The Beast Must Die
- First edition (US)
- Author: Cecil Day-Lewis
- Language: English
- Series: Nigel Strangeways
- Genre: Detective
- Publisher: Collins Crime Club (UK) Harper & Brothers (US)
- Publication date: 1938
- Publication place: United Kingdom
- Media type: Print
- Preceded by: There's Trouble Brewing
- Followed by: The Smiler with the Knife

= The Beast Must Die (novel) =

1938 novel by Cecil Day-Lewis

The Beast Must Die is a 1938 detective novel by Cecil Day-Lewis, written under the pen name of Nicholas Blake. It combines elements of the inverted thriller with a classic Golden Age-style investigation. It is the fourth in a series of novels featuring the private detective Nigel Strangeways. The title is inspired by a line in Four Serious Songs by Johannes Brahms, itself a reference to Ecclesiastes.

==Synopsis==
After his young son is run down and killed by a speeding car in the Gloucestershire village where he lives, mystery novelist Frank Cairnes is angry when the police fail to trace the culprit. For some time, he has been planning to murder the man responsible as soon as he has the opportunity, whatever the consequences. Deciding to investigate on his own, he finds out by chance that the passenger in the car is a rising film actress, Lena Lawson. Pretending to be writing a new novel set in a film studio, he meets Lena in London posing under his pen name Felix Lane. After a courtship, he manages to gain an invitation to stay with her at the house of her brother-in-law George Rattery in Gloucestershire.

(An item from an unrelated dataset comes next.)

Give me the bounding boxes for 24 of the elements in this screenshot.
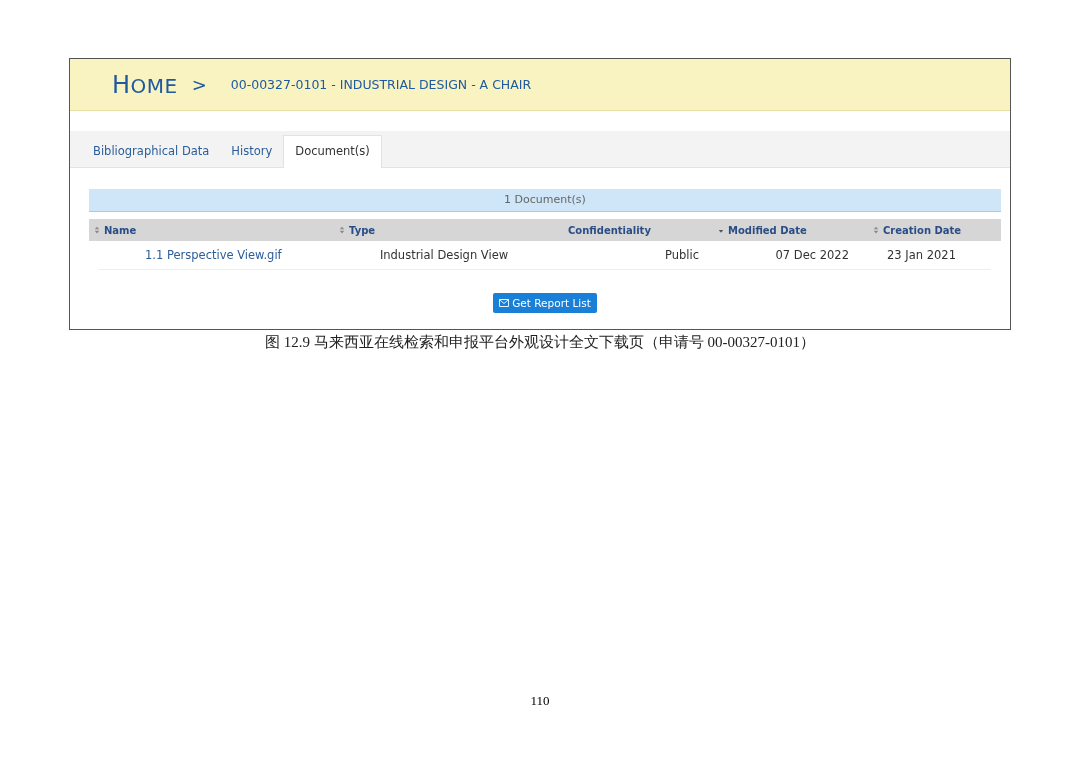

Now certain that Rattery, a wealthy and unpleasant bully, is the man who killed his son, Cairnes plots his revenge. After discovering that Rattery cannot swim, he goads him into coming sailing with him on a stormy day. Complications ensue and the plan goes awry, Rattery able to walk away in apparent triumph. Only a few hours later, however, he collapses after dinner and dies almost instantly of poison. Knowing that he will be the prime suspect, Cairnes calls in the private detective Nigel Strangeways to clear him of the murder.

==Adaptations==
The novel was adapted as a film twice: a 1952 Argentine film (The Beast Must Die, directed by Román Viñoly Barreto and starring Laura Hidalgo), and a 1969 film (This Man Must Die, directed by Claude Chabrol and starring Michel Duchaussoy and Caroline Cellier). In addition, it was the basis of a 2021 British television series (The Beast Must Die).

==Bibliography==
- Goble, Alan. The Complete Index to Literary Sources in Film. Walter de Gruyter, 1999.
- Hopkins, Lisa. Shakespearean Allusion in Crime Fiction: DCI Shakespeare. Springer, 2016.
- Reilly, John M. Twentieth Century Crime & Mystery Writers. Springer, 2015.
- Stanford, Peter. C Day-Lewis: A Life. A&C Black, 2007.